司馬遼太郎。彼の小説の特徴はその「余話」にある。「余話であるが」とか「以下無用のことだが」などというエクスキューズのあとに立て板に滝の勢いで歴史トリビアが開陳される。
衒学的な趣味など毛頭ない司馬遼だから、こうした形で披露される歴史トリビアは本来、読者が小説を読むうえでの補助線の役割をになっていたと思うが、大半の読者は矢継ぎ早に繰り出されるトリビアの波にさらわれ、史実と司馬遼の妄想のない交ぜのなかに歴史の蓋然性を「発見」することを常とした。畢竟蓋然性とは、フィクションに他ならない。
これを仮に司馬遼グルーヴと呼ぶ。司馬遼人気とはこのグルーヴの疾走感の気持ちよさに支えられていた。要は「余話であるが」は単にエクスキューズにとどまらず、司馬遼妄想に開始の合図という側面があったということ。
私はなにも司馬遼作品の面白さを軽んずるつもりはさらさらないが、こと、著者がひょっこり顔を出すという文章上のしぐさにおいて、「大清帝国」の増井経夫に軍配をあげたい。
「読みの2」でも書いたが、彼の叙述は淡々と清朝の出来事やその背景を語りながら、中途おもむろに当時の東洋史学の重鎮や同僚への強烈毒舌の俺節が炸裂する。
332ページより引用。

文字や言語の障害とは別に、中国の民族社会のなかでの約束事や内緒話が多く、その間の事情を若干知っていると、「通」とか「博学」とかになって、自分の売り物にすることができるようである。
日本で外国史を学ぶばあい、このような通人や学者の遊戯が専門の場をつくり、元来その民族にとけこんでいる、臍の緒のようなつながりとは別に体系をつくり上げてしまっている。
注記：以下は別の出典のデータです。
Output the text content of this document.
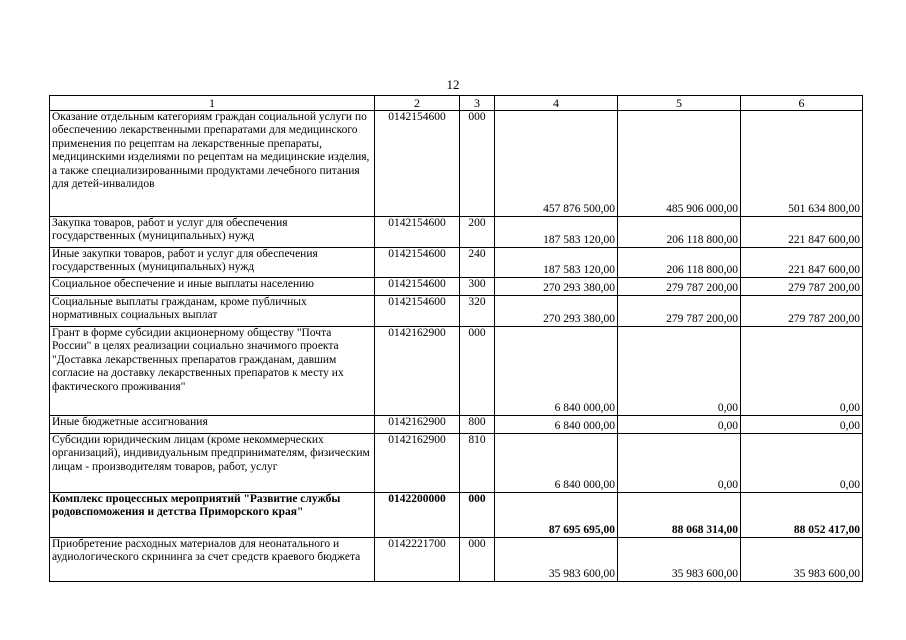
12
1	2	3	4	5	6
Оказание отдельным категориям граждан социальной услуги по обеспечению лекарственными препаратами для медицинского применения по рецептам на лекарственные препараты, медицинскими изделиями по рецептам на медицинские изделия, а также специализированными продуктами лечебного питания для детей-инвалидов	0142154600	000	457 876 500,00	485 906 000,00	501 634 800,00
Закупка товаров, работ и услуг для обеспечения государственных (муниципальных) нужд	0142154600	200	187 583 120,00	206 118 800,00	221 847 600,00
Иные закупки товаров, работ и услуг для обеспечения государственных (муниципальных) нужд	0142154600	240	187 583 120,00	206 118 800,00	221 847 600,00
Социальное обеспечение и иные выплаты населению	0142154600	300	270 293 380,00	279 787 200,00	279 787 200,00
Социальные выплаты гражданам, кроме публичных нормативных социальных выплат	0142154600	320	270 293 380,00	279 787 200,00	279 787 200,00
Грант в форме субсидии акционерному обществу "Почта России" в целях реализации социально значимого проекта "Доставка лекарственных препаратов гражданам, давшим согласие на доставку лекарственных препаратов к месту их фактического проживания"	0142162900	000	6 840 000,00	0,00	0,00
Иные бюджетные ассигнования	0142162900	800	6 840 000,00	0,00	0,00
Субсидии юридическим лицам (кроме некоммерческих организаций), индивидуальным предпринимателям, физическим лицам - производителям товаров, работ, услуг	0142162900	810	6 840 000,00	0,00	0,00
Комплекс процессных мероприятий "Развитие службы родовспоможения и детства Приморского края"	0142200000	000	87 695 695,00	88 068 314,00	88 052 417,00
Приобретение расходных материалов для неонатального и аудиологического скрининга за счет средств краевого бюджета	0142221700	000	35 983 600,00	35 983 600,00	35 983 600,00
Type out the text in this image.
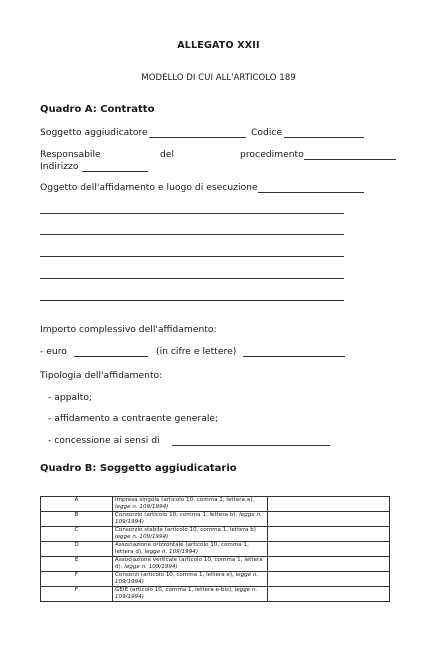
ALLEGATO XXII
MODELLO DI CUI ALL'ARTICOLO 189
Quadro A: Contratto
Soggetto aggiudicatore	Codice
Responsabile	del	procedimento
Indirizzo
Oggetto dell'affidamento e luogo di esecuzione
Importo complessivo dell'affidamento:
- euro	(in cifre e lettere)
Tipologia dell'affidamento:
- appalto;
- affidamento a contraente generale;
- concessione ai sensi di
Quadro B: Soggetto aggiudicatario
A	Impresa singola (articolo 10, comma 1, lettera a), legge n. 109/1994)	
B	Consorzio (articolo 10, comma 1, lettera b), legge n. 109/1994)	
C	Consorzio stabile (articolo 10, comma 1, lettera b) legge n. 109/1994)	
D	Associazione orizzontale (articolo 10, comma 1, lettera d), legge n. 109/1994)	
E	Associazione verticale (articolo 10, comma 1, lettera d), legge n. 109/1994)	
F	Consorzi (articolo 10, comma 1, lettera e), legge n. 109/1994)	
F	GEIE (articolo 10, comma 1, lettera e-bis), legge n. 109/1994)	
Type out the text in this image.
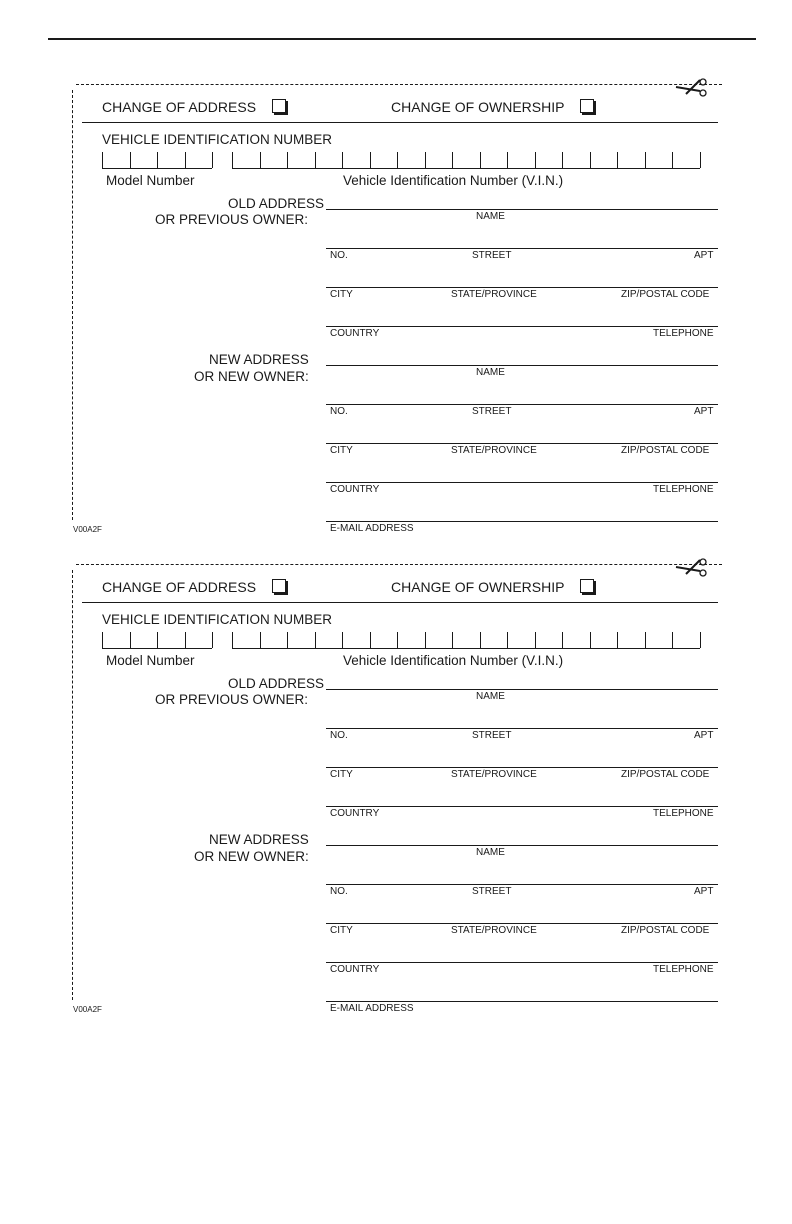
CHANGE OF ADDRESS	CHANGE OF OWNERSHIP
VEHICLE IDENTIFICATION NUMBER
Model Number	Vehicle Identification Number (V.I.N.)
OLD ADDRESS
OR PREVIOUS OWNER:	NAME
NO.	STREET	APT
CITY	STATE/PROVINCE	ZIP/POSTAL CODE
COUNTRY	TELEPHONE
NEW ADDRESS
OR NEW OWNER:	NAME
NO.	STREET	APT
CITY	STATE/PROVINCE	ZIP/POSTAL CODE
COUNTRY	TELEPHONE
E-MAIL ADDRESS
V00A2F
CHANGE OF ADDRESS	CHANGE OF OWNERSHIP
VEHICLE IDENTIFICATION NUMBER
Model Number	Vehicle Identification Number (V.I.N.)
OLD ADDRESS
OR PREVIOUS OWNER:	NAME
NO.	STREET	APT
CITY	STATE/PROVINCE	ZIP/POSTAL CODE
COUNTRY	TELEPHONE
NEW ADDRESS
OR NEW OWNER:	NAME
NO.	STREET	APT
CITY	STATE/PROVINCE	ZIP/POSTAL CODE
COUNTRY	TELEPHONE
E-MAIL ADDRESS
V00A2F
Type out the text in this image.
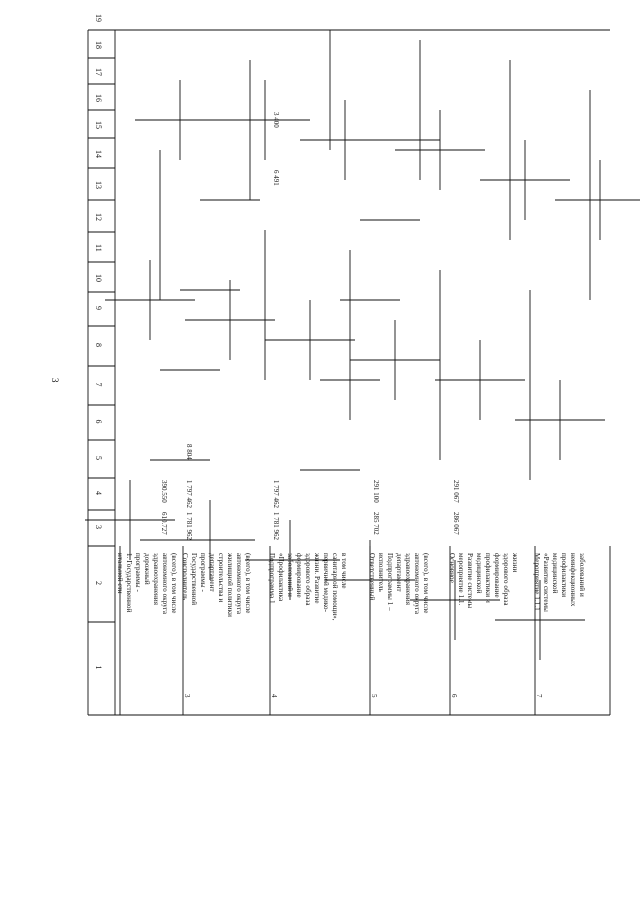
3
1
2
3
4
5
6
7
8
9
10
11
12
13
14
15
16
17
18
19
итальной сти 1. Государственной программы - дорожный здравоохранения автономного округа (всего), в том числе
610.727
390.550
3
Соисполнитель Государственной программы - департамент строительства и жилищной политики автономного округа (всего), в том числе
1 781 962
1 797 462
8 804
4
Подпрограмма 1 «Профилактика заболеваний и формирование здорового образа жизни. Развитие первичной медико- санитарной помощи», в том числе
1 781 962
1 797 462
6 491
3 400
5
Ответственный исполнитель Подпрограммы 1 – департамент здравоохранения автономного округа (всего), в том числе
285 702
291 100
6
Основное мероприятие 1.1. Развитие системы медицинской профилактики и формирование здорового образа жизни
286 067
291 067
7
Мероприятие 1.1.1 «Развитие системы медицинской профилактики неинфекционных заболеваний и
ことに中国のばあい、きわめてながい期間に自分の好みの選択を重ねてきたので、そのようなかたよりは大きいし、やむえなかったことであろう。

日本のシナ史学には、衛星国でなかったにしても中華の威光の下で培った、それなりの基礎や伝統がある。おそらくそれは強みであると私も考えていたが、増井は否という。清朝の官僚機構などの社会制度全体がそうであったように、綿々たる伝統ゆえに活力を失っていると指摘する。研究対象は自身の鏡であるということか。
では、上記引用箇所にある「民族にとけこんでいる、臍の緒のようなつながり」とは、いったいなにを指すかのか。
増井経夫は中国の民衆こそがその歴史の真の主役であるとと言いたげのように思う。